30 days = 2,592,000 seconds; 12 seconds/block → 216,000 blocks produced
(5 / 500,000) * 216,000 → 2.16 expected blocks for home staker
(50,000 / 500,000) * 216,000 → 21,600 expected blocks for pool
(1 / 10,000) * 2.16 = 0.000216 → ~0 expected outlier blocks for home staker
Expected reward: 0.1 ETH → 0.02 ETH per home staker validator
(1 / 10,000) * 21,600 = 2.16 → ~2 expected outlier blocks for pool
Expected reward: 1100 ETH → 0.022 ETH per pooled validator
With 0.000216 outlier blocks expected by the 5 validator home staker, we would need to wait 4,630 days until this staker could expect one validator block, over which time the staking pool will have proposed an expected 10,000 outlier blocks. Hopefully this nonlinear outcome makes some intuitive sense to you. The take home message is that home staking is simply less profitable than pooling stake amongst many parties.
Note that this topic is widely known and there has been recent interest in establishing smoothing pools for home stakers, wherein everyone sets their fee recipient to be a smart contract and each validator gets a prorated share of the total pool. If widely used across home stakers, this would largely ameliorate the discrepancy, so I hope the idea gets more legs!
Liquidity Lockup
Another disadvantage comes from the fact that when you stake from home, your ether is locked in the beacon chain and cannot be used. This is a stark contrast from LSDs like Lido, which give you a derivative token, which you can then use across DeFi for your other money making schemes.
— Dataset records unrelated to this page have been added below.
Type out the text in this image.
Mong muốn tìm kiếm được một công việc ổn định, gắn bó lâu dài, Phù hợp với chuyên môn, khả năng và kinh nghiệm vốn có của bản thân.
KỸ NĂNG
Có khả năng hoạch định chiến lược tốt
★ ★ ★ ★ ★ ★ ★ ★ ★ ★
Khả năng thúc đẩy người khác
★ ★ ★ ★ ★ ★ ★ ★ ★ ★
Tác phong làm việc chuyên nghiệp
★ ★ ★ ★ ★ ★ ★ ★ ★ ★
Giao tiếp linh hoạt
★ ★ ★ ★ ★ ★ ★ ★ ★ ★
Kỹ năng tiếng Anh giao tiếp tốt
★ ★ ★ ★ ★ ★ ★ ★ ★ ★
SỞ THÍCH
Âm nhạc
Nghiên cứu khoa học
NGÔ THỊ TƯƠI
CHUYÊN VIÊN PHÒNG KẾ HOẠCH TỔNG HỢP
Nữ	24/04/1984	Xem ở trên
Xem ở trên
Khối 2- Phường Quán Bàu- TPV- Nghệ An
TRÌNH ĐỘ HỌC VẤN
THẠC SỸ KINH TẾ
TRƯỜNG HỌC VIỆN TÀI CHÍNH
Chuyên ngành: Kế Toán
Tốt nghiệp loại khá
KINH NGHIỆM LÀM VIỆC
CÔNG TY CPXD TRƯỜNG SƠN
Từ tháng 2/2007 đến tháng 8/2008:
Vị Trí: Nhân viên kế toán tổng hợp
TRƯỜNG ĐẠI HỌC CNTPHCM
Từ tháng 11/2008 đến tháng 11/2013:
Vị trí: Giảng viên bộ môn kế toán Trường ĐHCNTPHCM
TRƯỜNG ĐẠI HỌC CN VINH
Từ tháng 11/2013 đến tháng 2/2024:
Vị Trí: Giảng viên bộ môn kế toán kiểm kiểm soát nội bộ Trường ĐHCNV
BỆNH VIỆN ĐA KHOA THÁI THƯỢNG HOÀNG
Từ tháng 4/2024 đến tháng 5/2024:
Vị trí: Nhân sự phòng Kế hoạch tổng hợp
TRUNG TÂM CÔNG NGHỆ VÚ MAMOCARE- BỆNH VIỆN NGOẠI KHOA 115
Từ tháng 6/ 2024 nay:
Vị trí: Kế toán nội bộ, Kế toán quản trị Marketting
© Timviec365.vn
The LSD advantage should be pretty obvious. If you think you can get more than 1.5% on your USD, it behooves you to deposit your ETH on Lido, wrap it to wstETH, and create a Maker CDP (wstETH → DAI → USDC → USD). The risk-free rate of return is currently sitting at ~5% (thanks Jerome) so I think it’s safe to say this should be a winning proposition.
Which Option is Best For You?
To close out, I’ll summarize what I see as the pros and cons of each staking option from the perspective of a depositing user. Draw your own conclusions!
Lido
Pros:
Easy user interface and higher expected rewards due to large pool size
Ability to wrap staked ether into wstETH, avoiding rebalances (a.k.a. taxable events)
Large market for wstETH, allowing further yield potential in e.g. DeFi
Cons:
Relatively centralized, with higher regulatory risk than other options (though obviously lower than in the CEX killing fields)
Relatively high counterparty risk due to fewer node operators
Non-incentivized oracle system (at least as far as I can tell)
RocketPool
Pros:
Similarly easy user interface
Very low regulatory risk due to permissionless node operation and much larger operator count
Relatively low counterparty risk due to more node operators (though perhaps higher risk of them making mistakes due to their more amateurish nature relative to Lido professionals)
Cons:
Marginally lower expected yield than Lido due to smaller pool size
Smaller market for rETH
Lots of weird RPL token stuff
Home Staking
Pros:
Zero regulatory risk
Zero counterparty risk
Cons:
Ether is locked and illiquid
Lower expected rewards (though this may be mitigated in the near future by smoothing pools)
Staking equipment + stable Internet connection + some technical chops required
I hope this article was helpful and would appreciate any and all feedback!